July 16, 2015
Nation’s Cybersecurity Upgraded with New Practices and Standards
Protected consumers.
Since 2011, the Administration has worked to make online transactions more secure for business and consumers alike. In implementing the National Strategy for Trusted Identities in Cyberspace (NSTIC), the Department of Commerce has worked with thousands of stakeholders to jump-start an identity ecosystem, providing consumers with more secure, convenient, and privacy-enhancing experiences on the Internet.
Enhanced Federal cybersecurity
Accelerated efforts to increase security on federal networks — last month, the Federal Chief Information Officer launched a 30-day Cybersecurity Sprint to accelerate progress made on enhancing the Federal Government’s cybersecurity. The Sprint’s preliminary reporting shows great progress in Federal agency efforts to further protect information and assets, and improve the resilience of federal networks, including: patching critical vulnerabilities, leveraging tools to block high-risk indicators, tightening access for privileged users, and increasing the use of multi-factor authentication.

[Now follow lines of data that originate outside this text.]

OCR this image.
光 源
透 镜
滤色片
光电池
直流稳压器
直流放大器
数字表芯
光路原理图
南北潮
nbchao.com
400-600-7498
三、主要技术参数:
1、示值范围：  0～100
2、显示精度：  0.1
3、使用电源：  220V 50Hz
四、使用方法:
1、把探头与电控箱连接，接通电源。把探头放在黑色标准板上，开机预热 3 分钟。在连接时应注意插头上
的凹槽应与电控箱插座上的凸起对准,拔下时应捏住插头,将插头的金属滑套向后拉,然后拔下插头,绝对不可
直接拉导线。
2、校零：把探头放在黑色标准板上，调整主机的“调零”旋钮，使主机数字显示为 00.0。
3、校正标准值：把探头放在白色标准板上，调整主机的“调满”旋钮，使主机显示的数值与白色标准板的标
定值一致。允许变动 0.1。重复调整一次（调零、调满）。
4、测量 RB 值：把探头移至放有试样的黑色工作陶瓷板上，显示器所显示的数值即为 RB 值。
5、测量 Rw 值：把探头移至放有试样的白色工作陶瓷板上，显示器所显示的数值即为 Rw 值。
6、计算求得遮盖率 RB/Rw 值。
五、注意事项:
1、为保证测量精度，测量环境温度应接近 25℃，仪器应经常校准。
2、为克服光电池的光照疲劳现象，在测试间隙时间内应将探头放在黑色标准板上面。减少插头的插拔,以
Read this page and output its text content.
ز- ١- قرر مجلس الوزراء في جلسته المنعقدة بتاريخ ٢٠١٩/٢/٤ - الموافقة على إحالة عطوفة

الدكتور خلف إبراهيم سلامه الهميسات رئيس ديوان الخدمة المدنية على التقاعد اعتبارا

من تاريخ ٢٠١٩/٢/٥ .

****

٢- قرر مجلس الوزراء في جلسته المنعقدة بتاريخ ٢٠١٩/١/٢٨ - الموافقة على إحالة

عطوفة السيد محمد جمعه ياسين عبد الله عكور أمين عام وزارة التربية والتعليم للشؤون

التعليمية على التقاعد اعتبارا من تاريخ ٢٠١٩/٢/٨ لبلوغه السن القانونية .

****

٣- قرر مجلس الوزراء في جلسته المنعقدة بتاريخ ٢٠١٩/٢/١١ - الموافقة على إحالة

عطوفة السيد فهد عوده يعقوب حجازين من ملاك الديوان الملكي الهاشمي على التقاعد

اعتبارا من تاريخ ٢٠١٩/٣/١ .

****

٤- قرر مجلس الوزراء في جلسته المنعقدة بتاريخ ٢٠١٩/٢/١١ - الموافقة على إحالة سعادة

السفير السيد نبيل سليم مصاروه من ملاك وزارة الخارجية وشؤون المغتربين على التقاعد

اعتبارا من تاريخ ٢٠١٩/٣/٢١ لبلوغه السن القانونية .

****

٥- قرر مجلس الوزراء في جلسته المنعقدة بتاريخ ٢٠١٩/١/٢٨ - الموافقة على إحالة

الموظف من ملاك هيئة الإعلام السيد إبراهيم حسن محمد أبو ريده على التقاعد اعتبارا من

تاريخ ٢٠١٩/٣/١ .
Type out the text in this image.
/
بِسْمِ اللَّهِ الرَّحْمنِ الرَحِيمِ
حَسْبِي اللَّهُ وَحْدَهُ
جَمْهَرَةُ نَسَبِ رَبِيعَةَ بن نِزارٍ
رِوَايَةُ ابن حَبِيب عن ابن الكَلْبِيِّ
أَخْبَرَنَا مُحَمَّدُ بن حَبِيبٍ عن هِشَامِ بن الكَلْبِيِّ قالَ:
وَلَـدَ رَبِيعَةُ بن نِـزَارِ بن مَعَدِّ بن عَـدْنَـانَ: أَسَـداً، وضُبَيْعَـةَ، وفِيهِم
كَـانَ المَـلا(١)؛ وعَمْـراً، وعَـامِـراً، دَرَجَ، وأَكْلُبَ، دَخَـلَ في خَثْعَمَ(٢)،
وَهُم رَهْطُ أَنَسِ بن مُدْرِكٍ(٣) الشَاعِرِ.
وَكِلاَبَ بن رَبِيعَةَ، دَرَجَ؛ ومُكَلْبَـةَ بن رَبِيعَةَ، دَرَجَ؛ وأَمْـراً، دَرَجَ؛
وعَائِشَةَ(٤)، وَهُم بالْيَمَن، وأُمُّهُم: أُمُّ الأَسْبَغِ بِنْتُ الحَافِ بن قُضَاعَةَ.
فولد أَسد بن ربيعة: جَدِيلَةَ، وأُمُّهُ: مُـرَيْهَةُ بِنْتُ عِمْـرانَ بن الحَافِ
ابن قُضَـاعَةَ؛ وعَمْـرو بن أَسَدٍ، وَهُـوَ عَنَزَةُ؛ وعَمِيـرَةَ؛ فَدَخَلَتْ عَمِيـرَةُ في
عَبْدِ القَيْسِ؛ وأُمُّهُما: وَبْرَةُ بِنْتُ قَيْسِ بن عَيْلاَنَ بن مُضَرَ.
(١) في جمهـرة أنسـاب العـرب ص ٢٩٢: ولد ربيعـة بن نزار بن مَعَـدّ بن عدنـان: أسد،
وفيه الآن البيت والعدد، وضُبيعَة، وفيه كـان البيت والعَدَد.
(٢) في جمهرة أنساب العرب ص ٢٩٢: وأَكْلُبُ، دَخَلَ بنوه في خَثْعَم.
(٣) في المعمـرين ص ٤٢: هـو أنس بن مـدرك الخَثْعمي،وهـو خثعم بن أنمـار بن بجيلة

Increased Cyber Emphasis Government-wide under the Federal Chief Information Officer
The Federal CIO has established a dedicated cyber team, E-Gov Cyber, to enhance oversight of agency and government-wide cybersecurity programs; and work with key federal cybersecurity stakeholders to ensure federal cybersecurity receive the heightened level of attention, oversight, and management deserving of a national security priority. As of June 2015, E-Gov Cyber has led government-wide incident response actions to rapidly mitigate new vulnerabilities, such as Heartbleed; accelerated assessments of agency’s cybersecurity program and defenses, by over 200 percent from the previous year; and established a new, on-going critical vulnerability scanning program for public facing web sites across the government.
Adopted more secure technologies
Later this summer, the Administration will release new strategies and policies to help agencies secure their networks. These policies will include a Federal Cybersecurity Civilian Strategy and guidance to improve cybersecurity protections in Federal acquisitions. From the development of additional shared services to the faster acquisition of the most current cybersecurity technologies, this guidance will further empower federal agencies to modernize their IT systems and utilize the latest cybersecurity tools.
Deployed new capabilities
In order to provide federal agencies with better capabilities to monitor their systems and combat cyber-threats, DHS is accelerating the deployment of two initiatives. For example, DHS is accelerating deployment of the EINSTEIN 3A intrusion prevention system across the Federal Civilian Government. EINSTEIN 3A detects and blocks cybersecurity threats before they can impact Federal agencies. The system now covers 15 federal civilian executive branch departments and agencies, a 20 percent increase over the past 9 months. DHS will award a contract to provide EINSTEIN 3A for all federal civilian agencies by the end of 2015.